Dr. Anne Hansen is a professor in the history department at the University of Wisconsin-Madison. She became a Pluralism Project affiliate in 2000 while teaching in the departments of history and anthropology at the University of Wisconsin Milwaukee. She worked with students and the Interfaith Center of Milwaukee through 2006 to collaboratively document the changing religious demography and diversity in Milwaukee.

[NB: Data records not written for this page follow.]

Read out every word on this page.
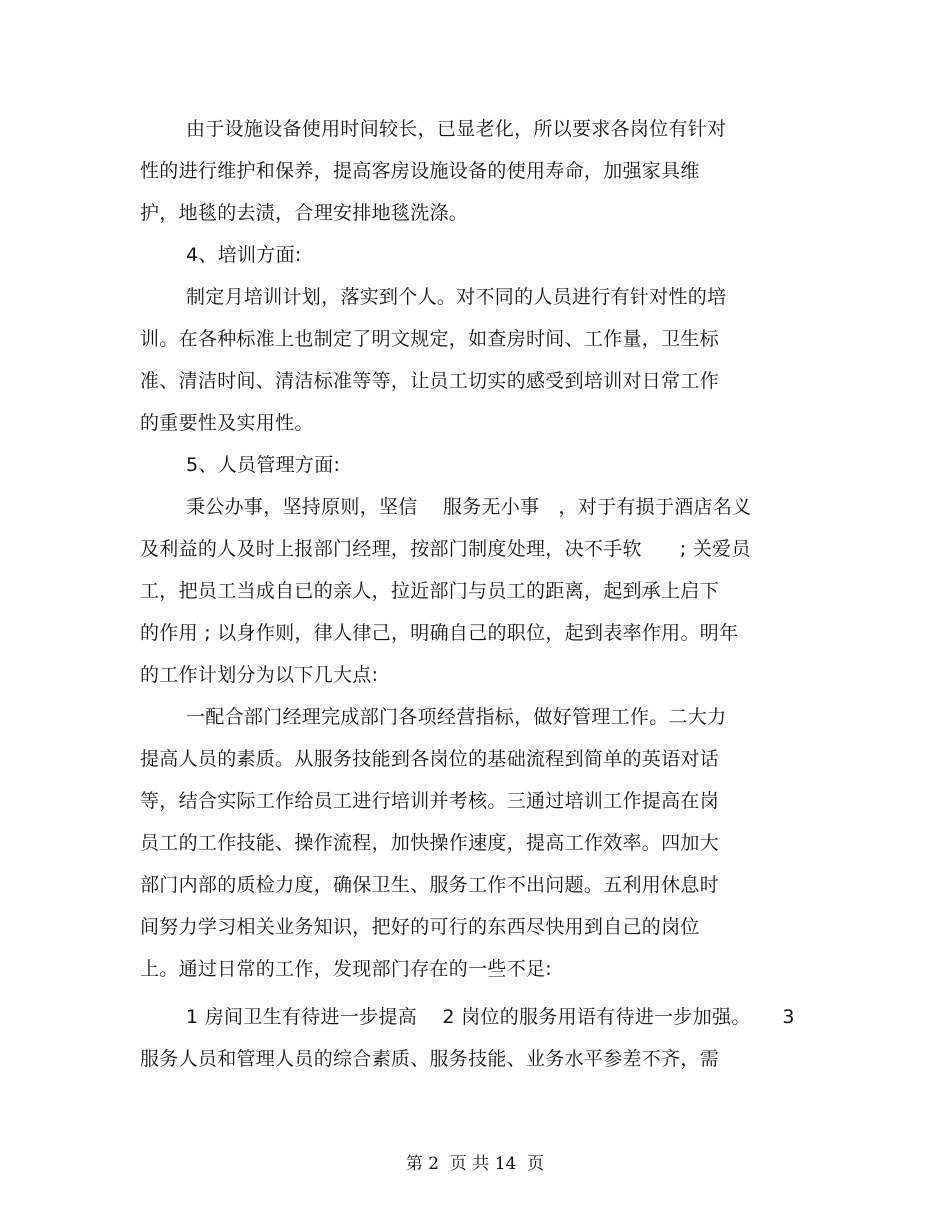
由于设施设备使用时间较长，已显老化，所以要求各岗位有针对
性的进行维护和保养，提高客房设施设备的使用寿命，加强家具维
护，地毯的去渍，合理安排地毯洗涤。
4、培训方面:
制定月培训计划，落实到个人。对不同的人员进行有针对性的培
训。在各种标准上也制定了明文规定，如查房时间、工作量，卫生标
准、清洁时间、清洁标准等等，让员工切实的感受到培训对日常工作
的重要性及实用性。
5、人员管理方面:
秉公办事，坚持原则，坚信    服务无小事   ，对于有损于酒店名义
及利益的人及时上报部门经理，按部门制度处理，决不手软      ; 关爱员
工，把员工当成自已的亲人，拉近部门与员工的距离，起到承上启下
的作用 ; 以身作则，律人律己，明确自己的职位，起到表率作用。明年
的工作计划分为以下几大点:
一配合部门经理完成部门各项经营指标，做好管理工作。二大力
提高人员的素质。从服务技能到各岗位的基础流程到简单的英语对话
等，结合实际工作给员工进行培训并考核。三通过培训工作提高在岗
员工的工作技能、操作流程，加快操作速度，提高工作效率。四加大
部门内部的质检力度，确保卫生、服务工作不出问题。五利用休息时
间努力学习相关业务知识，把好的可行的东西尽快用到自己的岗位
上。通过日常的工作，发现部门存在的一些不足:
1 房间卫生有待进一步提高    2 岗位的服务用语有待进一步加强。     3
服务人员和管理人员的综合素质、服务技能、业务水平参差不齐，需
第 2  页 共 14  页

At the time of this research, Dr. Hansen wrote of Milwaukee:
Milwaukee, which has historically served as an immigrant center for German Lutherans, Irish and Polish Catholics, and Serbian Othodox Chrisitans, has drastically altered its religious landscape as new immigrants including Hmong animists, South Asian and Middle Eastern Muslims, Indian Sikhs, Russian Jews, and Laotian Buddhists establish themselves in the city. Categorized as one of the two most segregated cities in the United States, Milwaukee has also experienced a major growth in African-American store-front churches, tabernacles and Islamic centers in the past several decades. Ojibwe and Cuban communities in Milwaukee are practicing their traditional Native-American and Afro-Caribbean religions, while many groups including Hmong, as well as Chinese and Hispanic immigrants, have established ethnic christian congregations, often in the very churches once occupied by Euro-American Christian groups. The city supports several American Buddhists communities and meditation centers, and Neo-Pagans are a growing presence as well.